Try not to forget you’re a human being. And you are doing stuff for other human beings, with other human beings. Do not become obsessed with statistics, numbers. You’re not a machine, and this is not some computer game.

Those numbers are real people, with feelings and emotions and they are reading your words. If that is not something magic to you, I kindly suggest you find something else to do with your time.

It is easy to forget this. So, so easy. Especially when the numbers go up.

Don’t become afraid that if you change things you’ll lose your audience.

Also, a great rule to remember is that writing is the side-effect of life. You go out there and live life, and absorb as much information as possible, and you’ll never run out of things to blog about.


These mindset tricks are essential to the novice blogger, as it allows them to develop inner fortitude, clarity of purpose, and a certain nonchalance about the way they create content that’s often found in world-class bloggers.
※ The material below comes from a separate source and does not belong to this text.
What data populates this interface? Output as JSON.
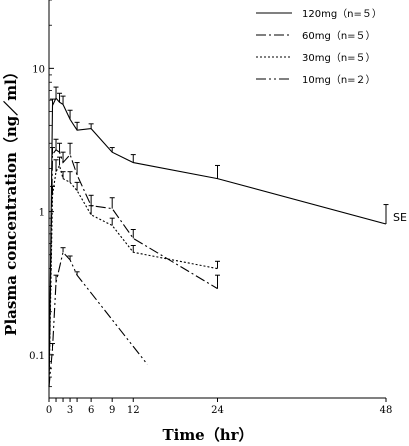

But what about the mechanics of blogging for beginners? What about the elements of writing a blog post? Or a workflow that just… works? For that, there’s the Blogging 101: Crash Course. This introductory course is a great place to learn the basics of building and launching a blog.  These lessons will give you an overview of blogging, the basic structure of a blog, and the best process for writing articles on the web.

Click here to enroll today.

5 Comments

  1. Love this. And honestly, while it’s very useful from a blogging perspective, if you take out the word “blogging” and replace it with “career” or “life”, a lot of this would still apply. Excellent job. Thank you for posting! -L

    • Thank you, Lindsey. And, yes, I guess you are right. Most of the mindset of blogging advice I share are inspired by articles I wrote on my personal development blog.

  2. Agree with all of the points. I think this is the post many new bloggers should read before starting a blog

  3. My goal has always been for just one person to read and relate and feel they’re not alone. I don’t really care at this point if my blog is popular (which won’t happen and that’s fine), but I’ve made some great friends and that’s success in my book. I’d rather have lots of engagement and make friends.

  4. Thank you for writing this. As I have just started blogging, this is very informative and it helps a lot.